The CGC 9.4 copy of the Flash Comics #1 ashcan is "A couple of giraffes that are next to a book". Very bizarre, and it's hard to see how Vision API came up with a couple of giraffes here. But in fairness to Vision API, I should note that I'm cherry picking my results for this post, as many of the ones not shown are less interesting variations on the description "A picture of a book". This was particularly true of comic scans or photos for which the edges of the comic were apparent within the image. As I was testing, I eventually realized it was picking up on that and in some cases interpreting title logos & trade dress as something associated with books. Of course, "A picture of a book" is more or less correct in many of these cases.

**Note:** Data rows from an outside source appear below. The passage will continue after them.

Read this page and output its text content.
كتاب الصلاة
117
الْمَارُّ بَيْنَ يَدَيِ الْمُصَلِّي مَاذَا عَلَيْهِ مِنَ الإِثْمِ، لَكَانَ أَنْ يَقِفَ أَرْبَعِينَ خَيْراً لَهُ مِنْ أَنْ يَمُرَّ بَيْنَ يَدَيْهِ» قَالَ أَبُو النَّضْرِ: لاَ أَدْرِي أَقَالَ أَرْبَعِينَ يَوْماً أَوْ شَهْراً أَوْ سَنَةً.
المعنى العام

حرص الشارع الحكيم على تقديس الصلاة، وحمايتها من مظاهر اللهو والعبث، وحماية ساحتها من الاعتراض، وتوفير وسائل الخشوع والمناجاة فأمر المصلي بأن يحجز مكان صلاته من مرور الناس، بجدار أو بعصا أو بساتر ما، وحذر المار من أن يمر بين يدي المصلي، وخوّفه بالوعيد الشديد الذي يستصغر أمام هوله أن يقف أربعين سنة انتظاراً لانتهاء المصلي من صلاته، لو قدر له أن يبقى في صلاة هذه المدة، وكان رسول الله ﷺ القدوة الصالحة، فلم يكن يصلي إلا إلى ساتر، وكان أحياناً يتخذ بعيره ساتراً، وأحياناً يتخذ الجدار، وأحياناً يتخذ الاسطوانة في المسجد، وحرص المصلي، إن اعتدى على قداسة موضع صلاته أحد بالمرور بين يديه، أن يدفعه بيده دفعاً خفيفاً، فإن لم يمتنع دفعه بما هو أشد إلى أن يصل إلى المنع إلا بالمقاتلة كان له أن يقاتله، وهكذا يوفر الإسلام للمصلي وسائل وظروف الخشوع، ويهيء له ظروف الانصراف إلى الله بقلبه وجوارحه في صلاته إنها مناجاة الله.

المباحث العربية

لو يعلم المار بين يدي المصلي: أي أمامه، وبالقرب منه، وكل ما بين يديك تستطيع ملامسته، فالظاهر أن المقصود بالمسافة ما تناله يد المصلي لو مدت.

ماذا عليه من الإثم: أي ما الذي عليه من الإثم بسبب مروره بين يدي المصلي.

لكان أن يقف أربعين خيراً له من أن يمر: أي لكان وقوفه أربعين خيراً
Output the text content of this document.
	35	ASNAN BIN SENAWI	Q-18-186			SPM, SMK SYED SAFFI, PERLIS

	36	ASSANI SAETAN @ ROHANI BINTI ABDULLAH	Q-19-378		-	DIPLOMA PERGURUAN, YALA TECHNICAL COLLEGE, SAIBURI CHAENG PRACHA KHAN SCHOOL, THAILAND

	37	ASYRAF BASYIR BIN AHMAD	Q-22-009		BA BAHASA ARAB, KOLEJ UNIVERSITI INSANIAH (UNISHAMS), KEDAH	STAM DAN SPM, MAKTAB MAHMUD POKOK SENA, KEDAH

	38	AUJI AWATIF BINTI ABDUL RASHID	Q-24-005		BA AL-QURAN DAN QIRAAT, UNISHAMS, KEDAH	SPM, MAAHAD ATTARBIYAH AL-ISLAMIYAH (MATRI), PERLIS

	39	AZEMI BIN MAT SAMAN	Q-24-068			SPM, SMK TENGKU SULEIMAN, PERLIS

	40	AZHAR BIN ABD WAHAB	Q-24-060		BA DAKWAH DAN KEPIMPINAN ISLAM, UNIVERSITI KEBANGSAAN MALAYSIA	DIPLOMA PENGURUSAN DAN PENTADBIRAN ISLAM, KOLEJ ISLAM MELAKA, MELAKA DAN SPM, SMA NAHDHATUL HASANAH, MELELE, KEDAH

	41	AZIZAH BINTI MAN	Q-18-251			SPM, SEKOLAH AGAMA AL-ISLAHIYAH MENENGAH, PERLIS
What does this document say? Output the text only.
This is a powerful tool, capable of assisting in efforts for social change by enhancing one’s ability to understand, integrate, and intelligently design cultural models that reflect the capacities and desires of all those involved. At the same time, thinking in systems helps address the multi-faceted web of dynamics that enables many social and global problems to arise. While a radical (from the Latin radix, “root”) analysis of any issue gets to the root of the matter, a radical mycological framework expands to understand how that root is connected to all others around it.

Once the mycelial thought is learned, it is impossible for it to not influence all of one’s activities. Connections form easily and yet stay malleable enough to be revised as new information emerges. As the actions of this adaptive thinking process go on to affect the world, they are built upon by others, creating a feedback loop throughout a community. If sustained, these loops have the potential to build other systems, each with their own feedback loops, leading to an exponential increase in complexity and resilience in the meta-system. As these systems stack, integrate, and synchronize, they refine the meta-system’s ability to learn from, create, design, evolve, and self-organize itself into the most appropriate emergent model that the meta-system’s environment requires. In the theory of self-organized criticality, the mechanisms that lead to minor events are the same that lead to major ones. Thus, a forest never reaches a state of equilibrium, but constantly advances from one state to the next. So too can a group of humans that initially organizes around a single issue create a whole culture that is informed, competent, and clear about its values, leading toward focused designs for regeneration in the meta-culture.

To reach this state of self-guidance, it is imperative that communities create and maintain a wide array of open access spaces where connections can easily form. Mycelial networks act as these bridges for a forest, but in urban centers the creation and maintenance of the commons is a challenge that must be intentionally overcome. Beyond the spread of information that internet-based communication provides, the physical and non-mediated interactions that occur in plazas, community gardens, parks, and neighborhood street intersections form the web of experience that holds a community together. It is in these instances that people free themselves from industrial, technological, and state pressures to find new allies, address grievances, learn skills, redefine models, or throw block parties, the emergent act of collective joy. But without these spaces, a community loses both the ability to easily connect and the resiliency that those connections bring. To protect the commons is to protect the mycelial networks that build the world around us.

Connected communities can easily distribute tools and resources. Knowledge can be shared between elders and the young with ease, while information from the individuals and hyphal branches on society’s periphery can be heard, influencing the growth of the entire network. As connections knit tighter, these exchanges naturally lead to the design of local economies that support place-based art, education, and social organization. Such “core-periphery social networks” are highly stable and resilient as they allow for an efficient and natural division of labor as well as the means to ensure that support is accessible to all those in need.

The CGC 9.2 copy of Batman #1 is "A bird perched on top of a book". Not so far off, looked at a certain way.
Captain America #100 is "A group of people standing on top of a book". I love this one, the interpretation being that Kirby's composition is so effective that the characters are standing on top of the comic rather than in it. The classification of Thor as a 22 year old female is likewise interesting.
About the rest of these… I just don't know. Brave and Bold #28 is "A picture of a bicycle"
Avengers #4 is "A group of men riding on the back of a refrigerator"
Marvel Super-Heroes #18 is "A cake made to look like a train"
It didn't take too much more testing than this for me to conclude that Vision API isn't currently suitable for my use case. All kidding aside, I still appreciate the effort from Microsoft, and expect this API to improve quickly. Sorry Vision API, but I'll check in again in a few months, and in the meantime hope that if you improve and evolve and end up guiding any motor vehicles or other heavy equipment in my area someday soon, that you also will have learned how to take a joke.